Traitement hormonal de la ménopause, le retour ?

C’est aux USA, il y a maintenant une quinzaine d’années, que l’étude WHI (Women’s Health Initiative) a semé le doute quant à l’intérêt du traitement hormonal de la ménopause.

Pour rappel, le traitement hormonal étudié par la WHI était une association d’oestrogènes conjugés équins et d’un progestatif de synthèse, l’acétate de médroxyprogestérone.

De nombreuses femmes américaines, ménopausées, se sont tournées alors vers d’autres traitements hormonaux ou non hormonaux, pour lesquels ni l’efficacité, ni l’innocuité n’ont été rigoureusement établies, et sans qu’ils aient reçu l’approbation de la FDA (Food and Drug Administration).

Un traitement plus léger et plus naturel

D’où l’intérêt de l’étude REPLENISH, étude de phase 3, randomisée, en double aveugle contre placebo, multicentrique, menée aux USA, et qui a comparé l’efficacité sur les troubles vasomoteurs de la ménopause et l’innocuité sur l’endomètre d’un traitement hormonal, quotidien, continu, par voie orale, associant dans une même capsule de l’oestradiol (mg) et de la progestérone (mg) à diverses doses : 1/100 - 0,5/100 - 0,5/50 - 0,25/50.

- 1 835 femmes ménopausées ont été incluses entre août 2013 et octobre 2015.
- 726 d’entre-elles, qui avaient des troubles vasomoteurs, ont été incluses dans l’étude d’efficacité, sur 12 semaines, pour évaluation de la fréquence et de l’intensité des bouffées de chaleur, en fonction des doses.
- 1 255 femmes ont complété l’étude d’innocuité endométriale sur 12 mois : biopsie de l’endomètre à l’inclusion et à 12 mois, et taux cumulé d’aménorrhée en fonction des doses.

La fréquence des troubles vasomoteurs a significativement diminué avec toutes les doses de l’association oestradiol-progestérone, mais l’intensité de ces troubles n’a pas significativement diminué avec la dose la plus faible (0,25/50).

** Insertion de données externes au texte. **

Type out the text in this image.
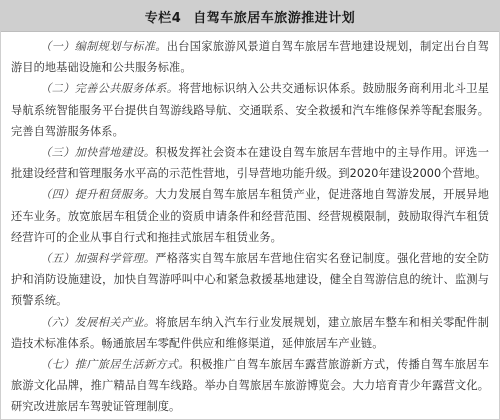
专栏4 自驾车旅居车旅游推进计划

（一）编制规划与标准。出台国家旅游风景道自驾车旅居车营地建设规划，制定出台自驾游目的地基础设施和公共服务标准。

（二）完善公共服务体系。将营地标识纳入公共交通标识体系。鼓励服务商利用北斗卫星导航系统智能服务平台提供自驾游线路导航、交通联系、安全救援和汽车维修保养等配套服务。完善自驾游服务体系。

（三）加快营地建设。积极发挥社会资本在建设自驾车旅居车营地中的主导作用。评选一批建设经营和管理服务水平高的示范性营地，引导营地功能升级。到2020年建设2000个营地。

（四）提升租赁服务。大力发展自驾车旅居车租赁产业，促进落地自驾游发展，开展异地还车业务。放宽旅居车租赁企业的资质申请条件和经营范围、经营规模限制，鼓励取得汽车租赁经营许可的企业从事自行式和拖挂式旅居车租赁业务。

（五）加强科学管理。严格落实自驾车旅居车营地住宿实名登记制度。强化营地的安全防护和消防设施建设，加快自驾游呼叫中心和紧急救援基地建设，健全自驾游信息的统计、监测与预警系统。

（六）发展相关产业。将旅居车纳入汽车行业发展规划，建立旅居车整车和相关零配件制造技术标准体系。畅通旅居车零配件供应和维修渠道，延伸旅居车产业链。

（七）推广旅居生活新方式。积极推广自驾车旅居车露营旅游新方式，传播自驾车旅居车旅游文化品牌，推广精品自驾车线路。举办自驾旅居车旅游博览会。大力培育青少年露营文化。研究改进旅居车驾驶证管理制度。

Aucun cas d’hyperplasie endométriale n’a été observé (ni de cancer de l’endomètre) après 12 mois de traitement, aux différentes doses étudiées. A 12 mois, 2,9 % des femmes avaient un endomètre prolifératif et 3,3 % des polypes. Les taux cumulés d’aménorrhée à 12 mois étaient similaires dans les différents groupes (96,2 % pour le dosage le plus faible), sauf pour le dosage le plus élevé (90,2 %).

Les différentes doses de l’association oestradiol-progestérone ont été bien tolérées.

Quelques effets secondaires prévisibles sont survenus sous traitement : sensibilité mammaire, céphalées, nausées, douleurs abdominales, métrorragies, leucorrhées.

L’association oestradiol-progestérone est depuis longtemps utilisée en France dans le traitement hormonal de la ménopause, souvent à des doses plus élevées. L’administration d’un traitement continu avec une seule capsule permet certainement d’augmenter l’observance du traitement.

Dr Catherine Vicariot

Référence
Lobo RA et coll. : A 17b-Estradiol–Progesterone Oral Capsule for Vasomotor Symptoms in Postmenopausal Women. A Randomized Controlled Trial. Obstet Gynecol 2018 Jul ;132(1) :161-170.